Refugees are not alone in their pain. The economic turmoil, which is the culmination of years of corruption and mismanagement, has squeezed the Lebanese, plunging 55% of the country’s 5 million people into poverty and shuttering businesses.
As jobs became scarce, Mattar said more Lebanese competed for the low-paying construction and plumbing jobs previously left largely for foreign workers like himself. Wages lost their value as the local currency, fixed to the dollar for decades, collapsed. Mattar went from making the equivalent of more than $13 a day to less than $2, roughly the price of a kilo and a half (about 3 pounds) of non-subsidized sugar.
“People are kind and are helping, but the situation has become disastrous,” he said. “The Lebanese themselves can’t live. Imagine how we are managing.”
Nerves are fraying. Mattar was among hundreds displaced from an informal camp last year after a group of Lebanese set it on fire following a fight between a Syrian and a Lebanese.
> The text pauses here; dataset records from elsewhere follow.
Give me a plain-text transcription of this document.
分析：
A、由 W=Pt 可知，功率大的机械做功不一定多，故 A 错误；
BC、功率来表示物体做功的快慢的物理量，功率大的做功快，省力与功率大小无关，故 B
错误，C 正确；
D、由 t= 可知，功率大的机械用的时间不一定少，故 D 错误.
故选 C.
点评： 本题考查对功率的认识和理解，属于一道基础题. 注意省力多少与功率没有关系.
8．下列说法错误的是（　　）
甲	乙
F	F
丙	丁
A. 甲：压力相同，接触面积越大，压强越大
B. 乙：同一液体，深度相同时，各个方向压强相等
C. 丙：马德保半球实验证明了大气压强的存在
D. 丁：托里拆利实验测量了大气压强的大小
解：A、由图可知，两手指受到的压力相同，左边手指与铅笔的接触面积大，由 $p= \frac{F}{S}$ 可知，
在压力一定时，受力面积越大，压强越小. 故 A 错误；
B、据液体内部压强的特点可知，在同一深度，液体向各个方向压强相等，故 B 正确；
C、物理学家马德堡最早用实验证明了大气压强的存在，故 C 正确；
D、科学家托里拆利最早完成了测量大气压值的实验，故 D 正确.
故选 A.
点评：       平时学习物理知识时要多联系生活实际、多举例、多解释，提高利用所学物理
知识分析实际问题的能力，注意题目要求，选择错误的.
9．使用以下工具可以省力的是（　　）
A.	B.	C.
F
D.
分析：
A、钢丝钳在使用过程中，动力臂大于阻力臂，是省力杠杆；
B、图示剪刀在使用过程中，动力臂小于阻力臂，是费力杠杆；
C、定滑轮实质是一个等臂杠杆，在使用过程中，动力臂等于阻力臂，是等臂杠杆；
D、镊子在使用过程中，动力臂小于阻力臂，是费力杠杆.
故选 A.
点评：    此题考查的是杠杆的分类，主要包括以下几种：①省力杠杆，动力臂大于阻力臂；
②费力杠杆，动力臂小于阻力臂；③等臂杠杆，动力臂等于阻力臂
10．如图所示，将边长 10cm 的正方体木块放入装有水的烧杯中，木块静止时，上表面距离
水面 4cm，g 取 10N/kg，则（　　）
It was the fifth displacement for al-Abed’s young family, bouncing mainly between informal settlements in northern Lebanon. They had to move twice after that, once when a Lebanese landowner doubled the rent, telling Mattar he can afford it since he gets aid as a refugee. Their current tent is in Bhannine.
This year, Syrians marked the 10th anniversary of the start of the uprising-turned-civil war in their country. Many refugees say they cannot return because their homes were destroyed or they fear retribution, either for being considered opposition or for evading military conscription, like Mattar. He and al-Abed each fled Syria in 2011 and met in Lebanon.
Even before Ramadan started, Rahaf al-Saghir, another Syrian in Lebanon, fretted over what her family’s iftar would look like.
Also read: Hundreds take part in funeral of man killed in Lebanon riots
“I don’t know what to do,” said the recently widowed mother of three daughters. “The girls keep saying they crave meat, they crave chicken, biscuits and fruit.”
As the family’s options dwindled, her daughters’ questions became more heart wrenching. Why can’t we have chips like the neighbors’ kids? Why don’t we drink milk to grow up like they say on television? Al-Saghir recalled breaking into tears when her youngest asked her what the strawberry she was seeing on television tasted like. She later bought her some, using U.N. assistance money, she said.
For Ramadan, al-Saghir was determined to stop her daughters from seeing photos of other people’s iftar meals. “I don’t want them to compare themselves to others,” she said. “When you are fasting in Ramadan, you crave a lot of things.”
The start of Ramadan, the first since al-Saghir’s husband died, brought tears. Her oldest daughters were used to their father waking them for suhoor, the pre-dawn meal before the day’s fast, which he’d prepare.
A few months before he died — of cardiac arrest — the family moved into a one-bedroom apartment shared with a relative’s family.
This year, their first iftar was simple — french fries, soup and fattoush salad. Al-Saghir wanted chicken but decided it was too expensive.
Before violence uprooted them from Syria, Ramadan felt festive. Al-Saghir would cook and exchange visits with family and neighbors, gathering around scrumptious savory and sweet dishes.
“Now, there’s no family, no neighbors and no sweets,” she said. “Ramadan feels like any other day. We may even feel more sorrow.”
Amid her struggles, she turns to her faith.
“I keep praying to God,” she said. “May our prayers in Ramadan be answered and may our situation change. ... May a new path open for us.”